ByJulia Evangelou Strait
Originally published by the School of Medicine
Nancy Tye-Murray, PhD, is the first female faculty member at WashU to found a startup. Her company, clEAR, helps people with hearing loss to better recognize and understand speech through training that uses their loved ones’ voices.
Hearing loss often is called the invisible disability, according to Washington University researcher Nancy Tye-Murray. It can masquerade as other problems, from dementia to depression, and it can make those problems worse. With an aging population, the detrimental effects of hearing loss will only grow.
To help people with hearing loss navigate their daily lives, Tye-Murray and her colleagues at Washington University School of Medicine in St. Louis have developed software tools to improve speech recognition and to provide ongoing contact with an audiologist. The program is called “customized learning: Exercises for Aural Rehabilitation,” or clEAR. Working with Washington University’s Office of Technology Management, Tye-Murray and the program’s co-founder, Brent Spehar, a research scientist at the School of Medicine, launched a St. Louis-based startup company in 2016 to provide the software to patients and hearing health-care professionals.
“Hearing loss destroys self-identity,” said Tye-Murray, a professor of otolaryngology and of audiology and communication sciences. “The inability to hear and participate in everyday conversations is isolating and can destroy relationships with family, friends and co-workers. In my lab, we have been developing computer software to help adults and children with hearing loss practice listening, helping train the ear to better understand the people who are most important in their lives.”
In the U.S., more than 35 million adults report some amount of hearing loss, according to the Centers for Disease Control and Prevention. And more than a quarter of those over age 65 have what is considered disabling hearing loss, meaning they would benefit from hearing aids.
The clEAR software allows users to play computer games designed to be entertaining while letting them practice recognizing common words and sounds. It’s not the only such training tool available, but Tye-Murray said one of the aspects of this software that sets it apart from other programs is the ability to practice listening to specific voices.
“Our program includes traditional generic voices, but we also have a recording and editing system that lets patients train with the voices of people they most want to hear — often spouses, children or grandchildren,” Tye-Murray said. “The patient’s spouse, for example, sits down and records the samples. Our software edits the audio clips. As soon as the recording is finished, the patient can begin training with his or her spouse’s voice.”
Tye-Murray’s research, published in the Journal of Speech, Language, and Hearing Research, has demonstrated that patients show improved recognition of a spouse’s speech when practicing with the spouse’s voice, compared with practicing with generic voices that are part of all other auditory training programs. That might seem intuitive, but historically, audiologists tended to assume that familiarity with a voice might limit the patient’s ability to further improve understanding of that same voice.
Tye-Murray’s work has shown that not to be the case. In particular, she said, the fact that the training is in the form of different games encourages patients to continue training to improve their scores. The program also is based on knowledge of cognitive psychology and how people learn a second language.

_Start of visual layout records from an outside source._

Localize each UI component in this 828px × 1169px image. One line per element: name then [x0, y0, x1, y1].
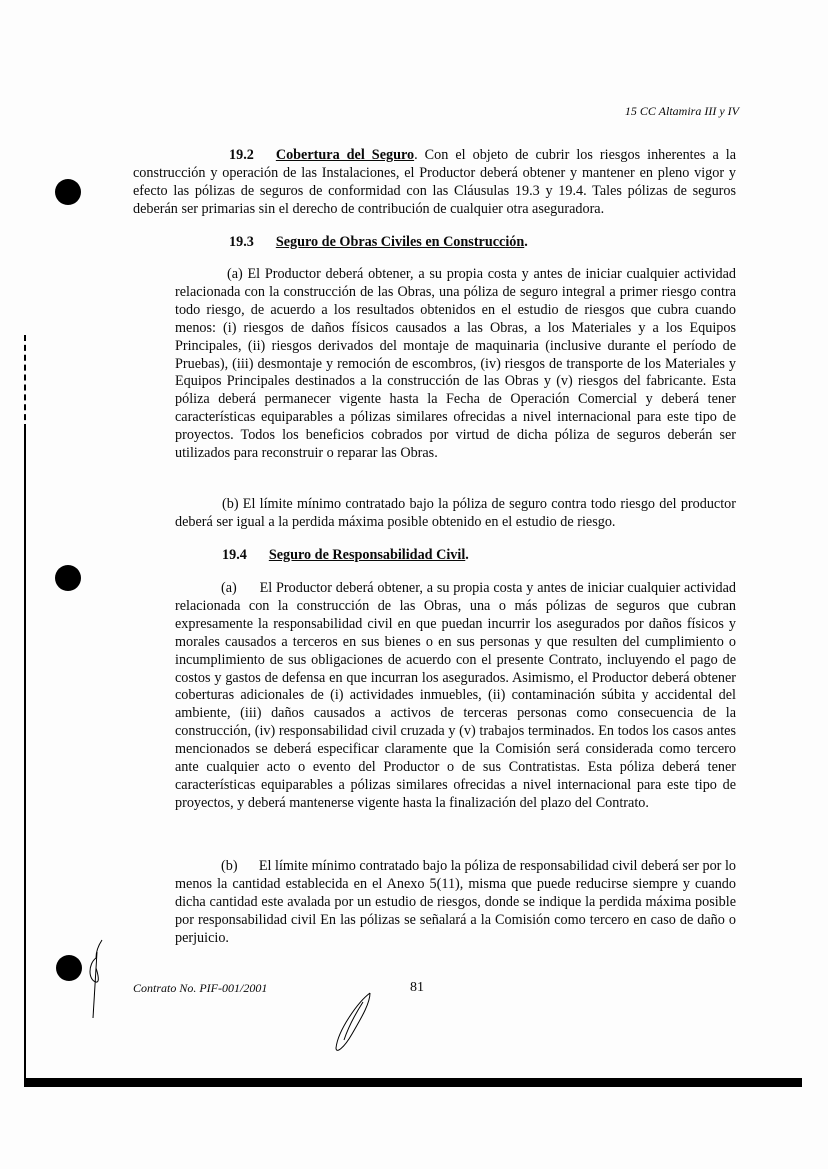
section-body: . Con el objeto de cubrir los riesgos in…	[133, 147, 736, 217]
contract-number: Contrato No. PIF-001/2001	[133, 981, 267, 996]
section-19-3-paragraph-a: (a) El Productor deberá obtener, a su pr…	[175, 266, 736, 463]
scan-border-left	[24, 430, 26, 1080]
punch-hole-bottom	[56, 955, 82, 981]
title-suffix: .	[524, 234, 528, 250]
initial-signature	[330, 990, 380, 1055]
running-header: 15 CC Altamira III y IV	[625, 104, 739, 119]
punch-hole-middle	[55, 565, 81, 591]
paragraph-text: (b) El límite mínimo contratado bajo la …	[175, 496, 736, 532]
section-number: 19.2	[229, 147, 254, 163]
section-19-2: 19.2Cobertura del Seguro. Con el objeto …	[133, 147, 736, 219]
paragraph-text: (a) El Productor deberá obtener, a su pr…	[175, 266, 736, 463]
section-number: 19.4	[222, 547, 247, 563]
scan-border-bottom	[24, 1078, 802, 1087]
punch-hole-top	[55, 179, 81, 205]
section-19-3-paragraph-b: (b) El límite mínimo contratado bajo la …	[175, 496, 736, 532]
paragraph-text: (b) El límite mínimo contratado bajo la …	[175, 858, 736, 948]
section-title: Seguro de Responsabilidad Civil	[269, 547, 465, 563]
section-title: Seguro de Obras Civiles en Construcción	[276, 234, 524, 250]
section-19-4-paragraph-a: (a) El Productor deberá obtener, a su pr…	[175, 580, 736, 813]
scan-border-left-dashed	[24, 335, 26, 430]
section-title: Cobertura del Seguro	[276, 147, 414, 163]
document-page: 15 CC Altamira III y IV 19.2Cobertura de…	[0, 0, 828, 1169]
section-19-4-paragraph-b: (b) El límite mínimo contratado bajo la …	[175, 858, 736, 948]
section-19-3-heading: 19.3Seguro de Obras Civiles en Construcc…	[229, 234, 528, 251]
paragraph-text: (a) El Productor deberá obtener, a su pr…	[175, 580, 736, 813]
section-19-4-heading: 19.4Seguro de Responsabilidad Civil.	[222, 547, 469, 564]
title-suffix: .	[465, 547, 469, 563]
page-number: 81	[410, 980, 424, 996]
section-number: 19.3	[229, 234, 254, 250]
margin-initial-signature	[84, 938, 114, 1023]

“We spend a lot of time training people to recognize words and sounds,” Tye-Murray said. “But we also train the cognitive skills necessary to understand speech, especially in environments with a lot of other sounds. These are skills like auditory attention, auditory working memory and auditory processing speed.”
“Hearing aids don’t just amplify the voice you want to hear — they amplify everything,” she added. “They also don’t make up for the loss of specific frequencies of sound. So maybe a voice is louder, but it’s not necessarily clearer. You have to help patients interpret that distorted signal. This type of training helps people pull a single voice from the background noise of a crowded restaurant, for example.”
Another important aspect of the training that differs from other systems is that each patient works with an audiologist, who serves as a coach, monitoring the patient’s progress and encouraging him or her to continue training. Tye-Murray said her research shows that patients want to know that a professional cares that they are training, and they want the professional’s encouragement and structured guidance.
Tye-Murray emphasized that this training program can be used by anyone dealing with hearing loss, whether hearing aids, cochlear implants or none of these tools are used.
“Some people with hearing loss don’t want to use these devices,” Tye-Murray said. “We want to make sure people know they can use this training program even without augmented hearing.
“Conversation is a cooperative effort — there are implicit rules that people follow when speaking with another person,” she added. “But when people have hearing loss, they break these implicit rules without realizing it. It may appear that they’re not paying attention, but the problem may be simply that they can’t hear what’s being said. They miss subtle cues, and that can make conversation difficult. We want to bring these problems into the light and talk about them, deal with them and come up with solutions that help patients communicate with the people who are most important in their daily lives.”